INVESTIGADORES
IZETA Andres Dario
capítulos de libros
Título:
Habitar, circular, hacer. El punto de vista de La Quebrada.
Autor/es:
SCATTOLIN, MARIA CRISTINA; BUGLIANI, M. FABIANA; PEREYRA DOMINGORENA, LUCAS; CORTES, L. I.; LAZZARI, MARISA; IZETA, ANDRES DARIO; CALO, C. MARILIN
Libro:
Crónicas materiales precolombinas. Arqueología de los primeros poblados del Noroeste Argentino
Editorial:
SAA
Referencias:
Año: 2015; p. 427 - 464
Resumen:
We present our team research work on village societies of the southern Calchaquí valleys area. We examine regional archaeology over the long term combining several lines of evidence: habitats, ways of doing, practices of circulation, and networks of interaction.
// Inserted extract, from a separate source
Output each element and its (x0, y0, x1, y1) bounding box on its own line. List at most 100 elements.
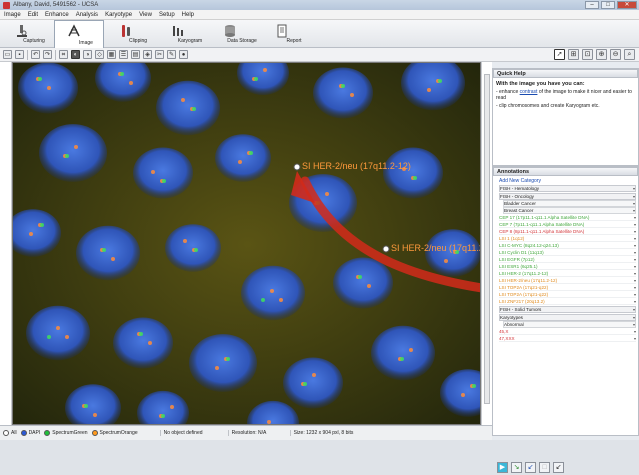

This chapter is centered in the area of La Quebrada with the purpose of exploring how localities were built as ´places from where the world is looked at´; that is, as material configurations strongly localized yet open and flexible that participated in wider material, social and symbolic entanglements. La Quebrada is situated in the occidental slope of the Cajón Valley, encompassing the sites of Cardonal and Bordo Marcial. The village of Yutopián is located a few kilometers to the north. All three sites are very informative of Formative Period life ways, everyday practices, and of people?s own perspective of inhabiting and perceiving in past Andean worlds. This work will discuss evidences gathered in these specific places within a wider frame of other contemporary archaeological occupations of the area, such as those from the western flanks of the Aconquija Sierra and the Santa María Valley. This research is based upon diverse methods, such as the technological study of artefacts, zooarchaeology, archaeobotany, physical and chemical analysis (AANI, stable isotopes, DRX, EDAX), chronometric and spatial analysis. The main objective is to understand the changes in the mechanisms of interaction, production, consumption and representation through time, in order to comprehend the specific dynamic by which societies of this period constituted their everyday local worlds in entangled ways.